In 1998, Kenyeres completed construction on time and within budget, launching the highly anticipated flagship Mammut Centre to great acclaim. The commercial, office, entertainment, public facilities, and parking complex proved so successful that within the decade Kenyeres commissioned the centre's expansion, Mummut 2, increasing the overall size of the Mammut complex to 105,000 sq. m, 330 stores, and 1,200 parking spaces, upon opening at the beginning of the new millennium.

In parallel with Mammut Centre's development, Kenyeres supported several programmes to improve the surrounding community. He gave his support to the rehabilitation of neighboring streets, including Retek Street, Feny Street and Lovohaz Street. He encouraged the erection in front of Mammut Centre of a monument to the martyrs of the 1956 Hungarian Revolution. He helped to create the Foundation for the Future of the Homeless, improving the living conditions of the district's homeless.

Kenyeres's development efforts were internationally recognised when Mammut Centre was awarded the 2003 FIABCI Prix d’Excellence for quality urban development.

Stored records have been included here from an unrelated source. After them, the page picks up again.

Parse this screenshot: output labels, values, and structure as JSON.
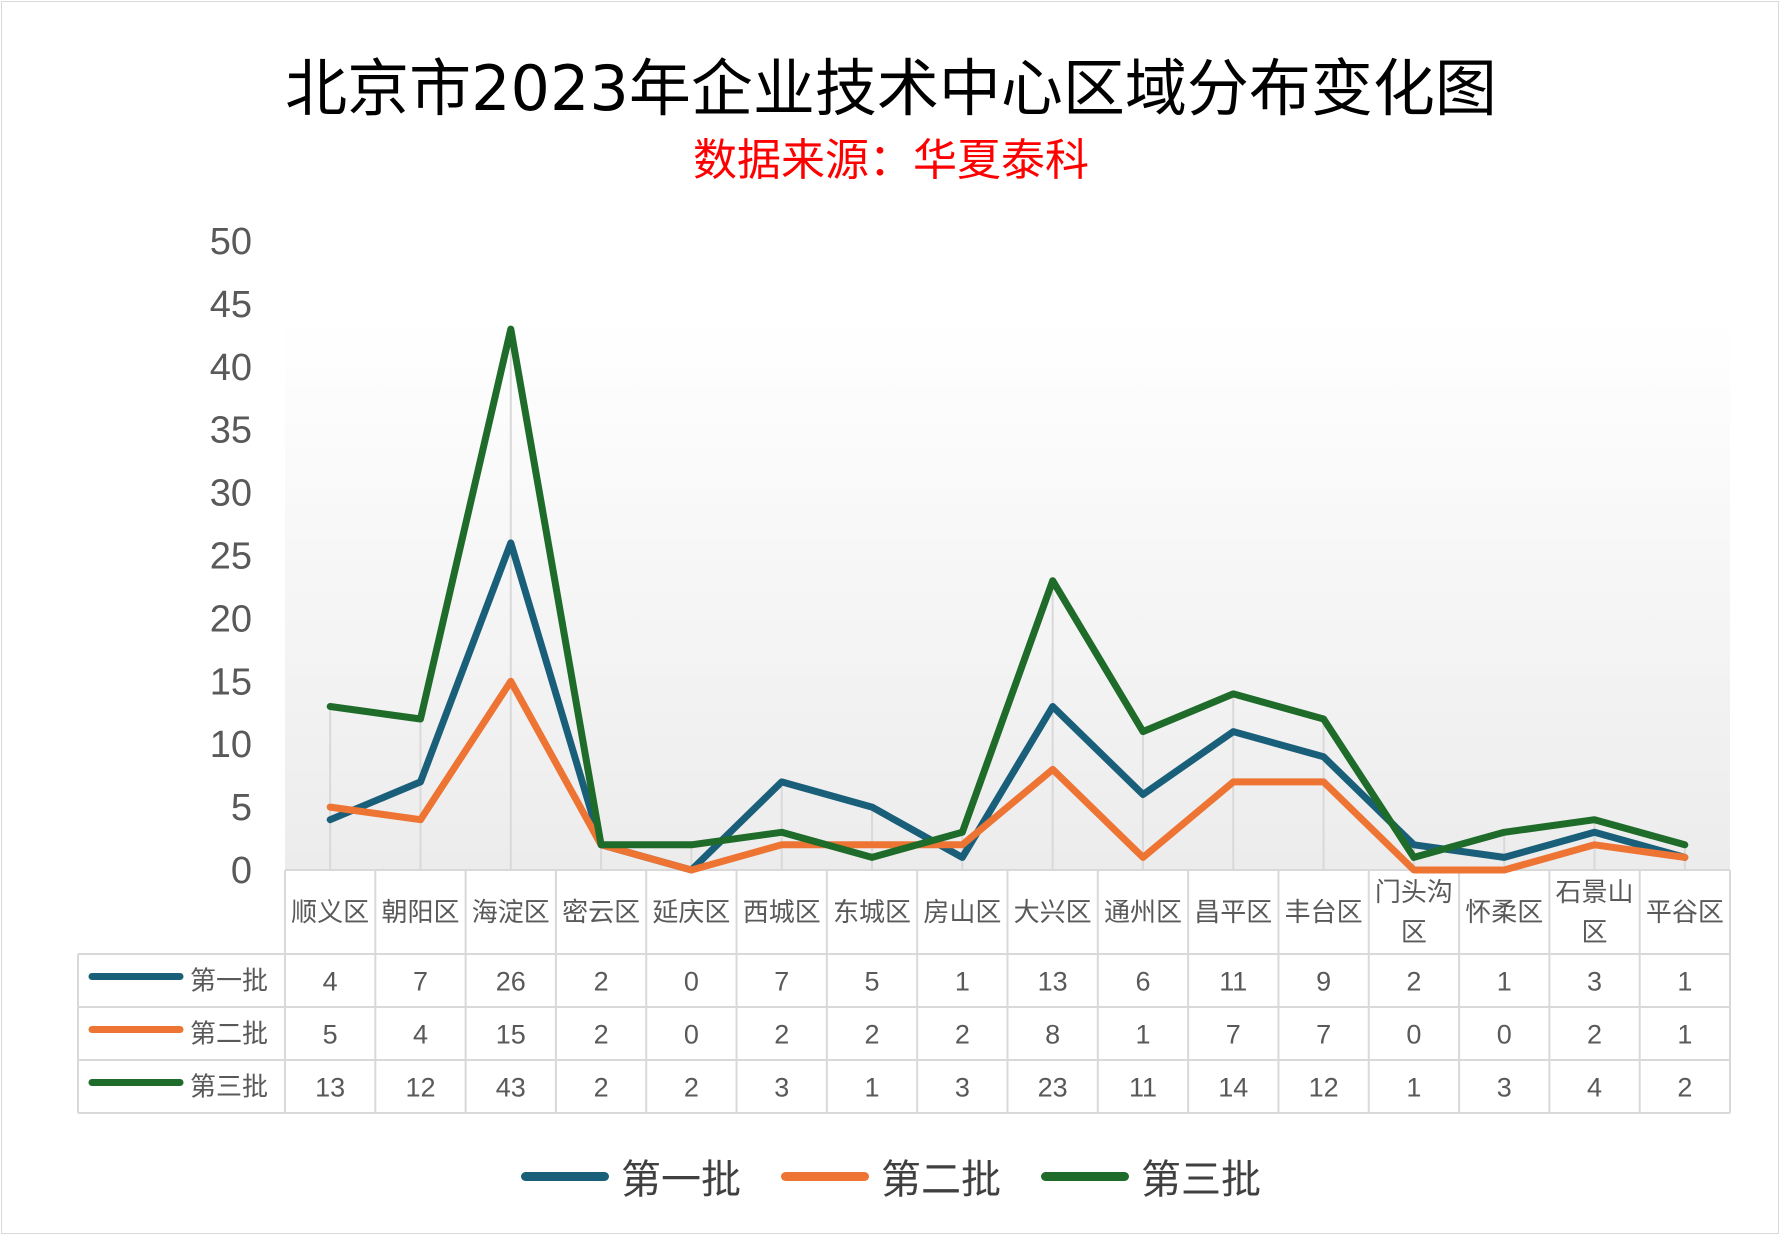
{
  "chart_data": {
    "type": "line",
    "title": "北京市2023年企业技术中心区域分布变化图",
    "subtitle": "数据来源：华夏泰科",
    "categories": [
      [
        "顺义区"
      ],
      [
        "朝阳区"
      ],
      [
        "海淀区"
      ],
      [
        "密云区"
      ],
      [
        "延庆区"
      ],
      [
        "西城区"
      ],
      [
        "东城区"
      ],
      [
        "房山区"
      ],
      [
        "大兴区"
      ],
      [
        "通州区"
      ],
      [
        "昌平区"
      ],
      [
        "丰台区"
      ],
      [
        "门头沟",
        "区"
      ],
      [
        "怀柔区"
      ],
      [
        "石景山",
        "区"
      ],
      [
        "平谷区"
      ]
    ],
    "series": [
      {
        "name": "第一批",
        "color": "#1a5f7a",
        "values": [
          4,
          7,
          26,
          2,
          0,
          7,
          5,
          1,
          13,
          6,
          11,
          9,
          2,
          1,
          3,
          1
        ]
      },
      {
        "name": "第二批",
        "color": "#ed7433",
        "values": [
          5,
          4,
          15,
          2,
          0,
          2,
          2,
          2,
          8,
          1,
          7,
          7,
          0,
          0,
          2,
          1
        ]
      },
      {
        "name": "第三批",
        "color": "#1e6b2a",
        "values": [
          13,
          12,
          43,
          2,
          2,
          3,
          1,
          3,
          23,
          11,
          14,
          12,
          1,
          3,
          4,
          2
        ]
      }
    ],
    "ylim": [
      0,
      50
    ],
    "yticks": [
      0,
      5,
      10,
      15,
      20,
      25,
      30,
      35,
      40,
      45,
      50
    ],
    "data_table": true,
    "legend_position": "bottom",
    "grid": "vertical drop lines"
  }
}
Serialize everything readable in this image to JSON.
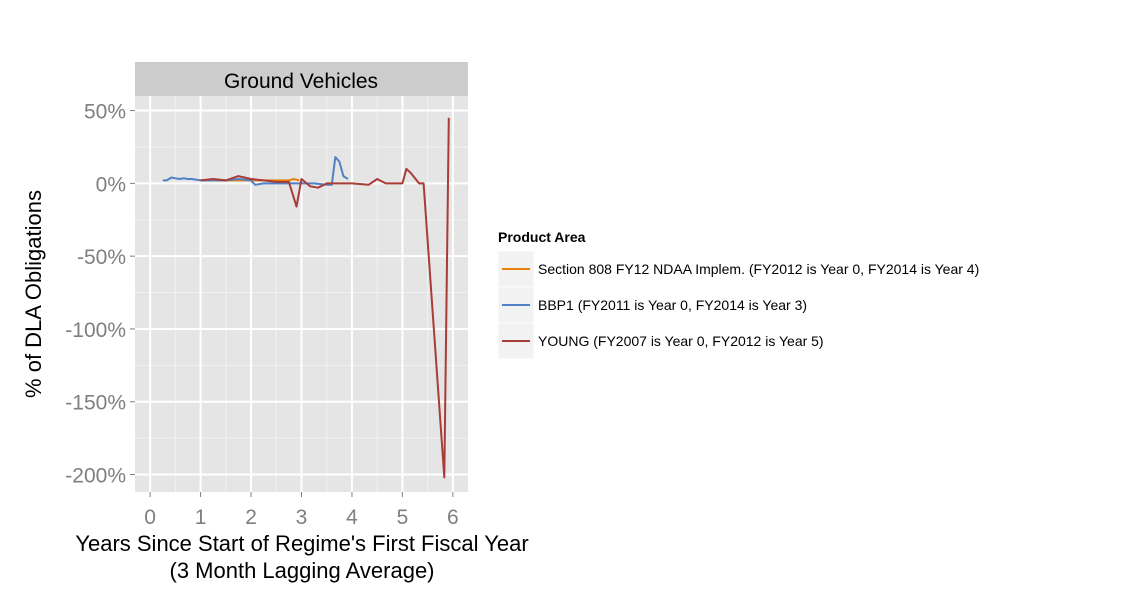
{
  "chart_data": {
    "type": "line",
    "facet_title": "Ground Vehicles",
    "xlabel_line1": "Years Since Start of Regime's First Fiscal Year",
    "xlabel_line2": "(3 Month Lagging Average)",
    "ylabel": "% of DLA Obligations",
    "xlim": [
      -0.3,
      6.3
    ],
    "ylim": [
      -212,
      60
    ],
    "x_ticks": [
      0,
      1,
      2,
      3,
      4,
      5,
      6
    ],
    "y_ticks": [
      50,
      0,
      -50,
      -100,
      -150,
      -200
    ],
    "y_tick_labels": [
      "50%",
      "0%",
      "-50%",
      "-100%",
      "-150%",
      "-200%"
    ],
    "grid": true,
    "legend": {
      "title": "Product Area",
      "position": "right"
    },
    "series": [
      {
        "name": "Section 808 FY12 NDAA Implem. (FY2012 is Year 0, FY2014 is Year 4)",
        "color": "#E8820C",
        "x": [
          1.0,
          1.25,
          1.5,
          1.75,
          2.0,
          2.25,
          2.5,
          2.75,
          2.85,
          2.95
        ],
        "y": [
          2,
          2,
          2,
          2,
          2,
          2,
          2,
          2,
          3,
          2
        ]
      },
      {
        "name": "BBP1 (FY2011 is Year 0, FY2014 is Year 3)",
        "color": "#4F81C4",
        "x": [
          0.25,
          0.33,
          0.42,
          0.5,
          0.58,
          0.67,
          0.75,
          0.83,
          0.92,
          1.0,
          1.25,
          1.5,
          1.75,
          2.0,
          2.08,
          2.25,
          2.5,
          2.75,
          3.0,
          3.25,
          3.5,
          3.6,
          3.67,
          3.75,
          3.83,
          3.92
        ],
        "y": [
          2,
          2,
          4,
          3.5,
          3,
          3.5,
          3,
          3,
          2.5,
          2,
          2,
          2,
          3,
          2,
          -1,
          0,
          0,
          0,
          0,
          0,
          -1,
          -1,
          18,
          15,
          5,
          3
        ]
      },
      {
        "name": "YOUNG (FY2007 is Year 0, FY2012 is Year 5)",
        "color": "#A93C36",
        "x": [
          1.0,
          1.25,
          1.5,
          1.75,
          2.0,
          2.25,
          2.5,
          2.75,
          2.9,
          3.0,
          3.17,
          3.33,
          3.5,
          4.0,
          4.33,
          4.5,
          4.67,
          5.0,
          5.08,
          5.17,
          5.33,
          5.42,
          5.83,
          5.92
        ],
        "y": [
          2,
          3,
          2,
          5,
          3,
          2,
          1,
          1,
          -16,
          3,
          -2,
          -3,
          0,
          0,
          -1,
          3,
          0,
          0,
          10,
          7,
          0,
          0,
          -202,
          45
        ]
      }
    ]
  }
}
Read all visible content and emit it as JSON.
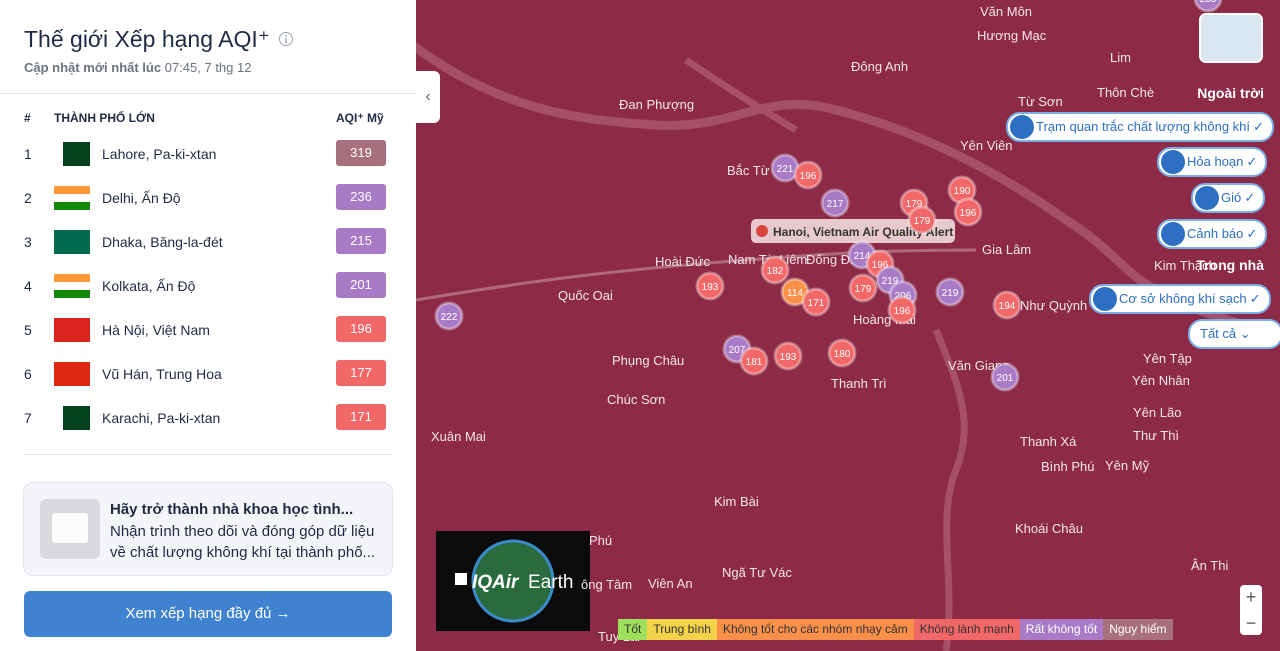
{
  "header": {
    "title": "Thế giới Xếp hạng AQI⁺",
    "updated_prefix": "Cập nhật mới nhất lúc",
    "updated_time": "07:45, 7 thg 12"
  },
  "table": {
    "headers": [
      "#",
      "THÀNH PHỐ LỚN",
      "AQI⁺ Mỹ"
    ],
    "rows": [
      {
        "rank": 1,
        "city": "Lahore, Pa-ki-xtan",
        "aqi": 319
      },
      {
        "rank": 2,
        "city": "Delhi, Ấn Độ",
        "aqi": 236
      },
      {
        "rank": 3,
        "city": "Dhaka, Băng-la-đét",
        "aqi": 215
      },
      {
        "rank": 4,
        "city": "Kolkata, Ấn Độ",
        "aqi": 201
      },
      {
        "rank": 5,
        "city": "Hà Nội, Việt Nam",
        "aqi": 196
      },
      {
        "rank": 6,
        "city": "Vũ Hán, Trung Hoa",
        "aqi": 177
      },
      {
        "rank": 7,
        "city": "Karachi, Pa-ki-xtan",
        "aqi": 171
      }
    ]
  },
  "promo": {
    "title": "Hãy trở thành nhà khoa học tình...",
    "text": "Nhận trình theo dõi và đóng góp dữ liệu về chất lượng không khí tại thành phố..."
  },
  "button": "Xem xếp hạng đầy đủ",
  "map": {
    "alert": "Hanoi, Vietnam Air Quality Alert",
    "places": [
      "Văn Môn",
      "Hương Mạc",
      "Lim",
      "Đông Anh",
      "Đan Phượng",
      "Thôn Chè",
      "Từ Sơn",
      "Yên Viên",
      "Bắc Từ Liêm",
      "Hoài Đức",
      "Nam Từ Liêm",
      "Đống Đa",
      "Gia Lâm",
      "Kim Thạch",
      "Quốc Oai",
      "Như Quỳnh",
      "Hoàng Mai",
      "Phụng Châu",
      "Văn Giang",
      "Yên Tập",
      "Yên Nhân",
      "Thanh Trì",
      "Chúc Sơn",
      "Yên Lão",
      "Thư Thì",
      "Xuân Mai",
      "Thanh Xá",
      "Bình Phú",
      "Yên Mỹ",
      "Kim Bài",
      "Khoái Châu",
      "Phú",
      "Ngã Tư Vác",
      "Ân Thi",
      "Viên An",
      "ông Tâm",
      "Tuy Lai"
    ],
    "markers": [
      233,
      221,
      196,
      217,
      179,
      179,
      190,
      196,
      182,
      214,
      196,
      219,
      206,
      196,
      219,
      114,
      171,
      179,
      193,
      207,
      181,
      193,
      180,
      194,
      201,
      222
    ],
    "sections": [
      "Ngoài trời",
      "Trong nhà"
    ],
    "toggles": [
      "Trạm quan trắc chất lượng không khí",
      "Hỏa hoạn",
      "Gió",
      "Cảnh báo",
      "Cơ sở không khí sạch"
    ],
    "filter": "Tất cả",
    "legend": [
      "Tốt",
      "Trung bình",
      "Không tốt cho các nhóm nhạy cảm",
      "Không lành mạnh",
      "Rất không tốt",
      "Nguy hiểm"
    ],
    "earth": {
      "brand": "IQAir",
      "product": "Earth"
    }
  }
}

== Scientific philanthropy ==
Due to Kenyeres's background as an electrical engineer, he recognises the importance of promoting scientific research, particularly the research efforts of younger scientists. For this purpose, in 2002 Kenyeres founded the Talentum Prize together with the Central European Talent Scout Foundation and the Hungarian Academy of Science.

The Talentum Prize provides recognition and financial support to young scientific researchers who demonstrate extraordinary talent. Each year, the prize is awarded to three young Central European scholars, professionals or researchers who offer a promising scientific concept, issue or professional programme. In addition to scientific value, each offering is assessed based on its social benefits, feasibility and impact on the quality of life.

In 2003, Kenyeres was the main sponsor and speaker at the World Science Forum in Budapest, a milestone event that included as one of its speakers the famous central banker Alexandre Lamfalussy. At this event, Kenyeres introduced the Talentis Project, the goal of which is to develop a Central European hub for promoting scientific research in the Zsambek region of Hungary.

== Hotel Developments ==
In recent years, real estate development has been the focus of Kenyeres's interest. Over the past five years, three hotels in the centre of Budapest have been taken over by Dominarium, which has been renovated one by one: the T62 Hotel, the D8 Hotel and the M-Square Hotel.
The creation of a health hotel, called Grapehill Residence is one of the ongoing projects in his life. The planning and preparation phase is already in full swing, with work expected to begin by 2023. The complex will be located in the immediate vicinity of Budapest.